External validation was performed by comparing the results to those from the Social Health Atlas and the overall trends from other Australian health surveys conducted on specific sub-populations (e.g., states).

10.3.2.2 Reported estimates

The key output from the two-stage model that was used in the Australian Cancer Atlas was the posterior median of the relative ratios, which were derived for each posterior draw of \(\mu_{i}\) by dividing by the national prevalence estimate. Relative ratios indicated whether the prevalence estimate for a SA2 was higher or lower than the national prevalence estimate.

In addition, the Atlas reported the modelled number of people with a specific risk factor (absolute measures) which was the posterior median of multiplying the posterior draws of \(\mu_{i}\) by the corresponding SA2 population.

10.3.2.3 Computation of risk factor models

Bayesian spatial models were fitted using the R package rstan Version 2.26.11. (R Interface to Stan) The stan code for the stage 1 and stage 2 models can be found on GitHub. (Jamie Hogg-ACA riskfactors)

The stage 1 models had a burn-in of 1,000 iterations and were then monitored another 1,000 iterations for each of four chains. A random subset of 500 iterations were then fed from the stage 1 to the stage 2 model. Each of the MCMC chains for the stage 2 model (4 chains) had a burn-in of 3,000 iterations followed by an additional 3,000 iterations, keeping every second iteration, resulting in 6, 000 total iterations.

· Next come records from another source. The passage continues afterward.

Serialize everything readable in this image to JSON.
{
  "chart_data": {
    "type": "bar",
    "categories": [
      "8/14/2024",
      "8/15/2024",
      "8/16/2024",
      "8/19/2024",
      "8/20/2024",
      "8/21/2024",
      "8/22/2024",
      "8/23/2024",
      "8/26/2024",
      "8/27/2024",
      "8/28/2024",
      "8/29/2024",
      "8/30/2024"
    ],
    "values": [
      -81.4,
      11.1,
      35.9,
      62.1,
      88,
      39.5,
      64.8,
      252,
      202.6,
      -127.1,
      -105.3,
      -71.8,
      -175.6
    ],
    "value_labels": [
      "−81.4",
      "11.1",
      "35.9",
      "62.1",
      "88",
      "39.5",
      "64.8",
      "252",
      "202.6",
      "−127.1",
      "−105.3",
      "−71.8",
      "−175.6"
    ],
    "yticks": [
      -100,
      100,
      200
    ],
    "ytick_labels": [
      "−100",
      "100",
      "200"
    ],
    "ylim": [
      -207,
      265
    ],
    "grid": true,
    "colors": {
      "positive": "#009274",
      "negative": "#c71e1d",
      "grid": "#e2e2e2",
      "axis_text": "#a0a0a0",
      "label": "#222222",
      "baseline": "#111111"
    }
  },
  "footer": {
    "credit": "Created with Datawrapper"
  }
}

10.3.3 Confidence (‘uncertainty’) of modelled estimates

The confidence of the modelled estimates accommodated the sample design, spatial autocorrelation, benchmarking, and sparsity of the given risk factors. The uncertainty of the estimates was captured via the dispersion of the approximate posterior distributions for each area’s relative ratio and modelled population count.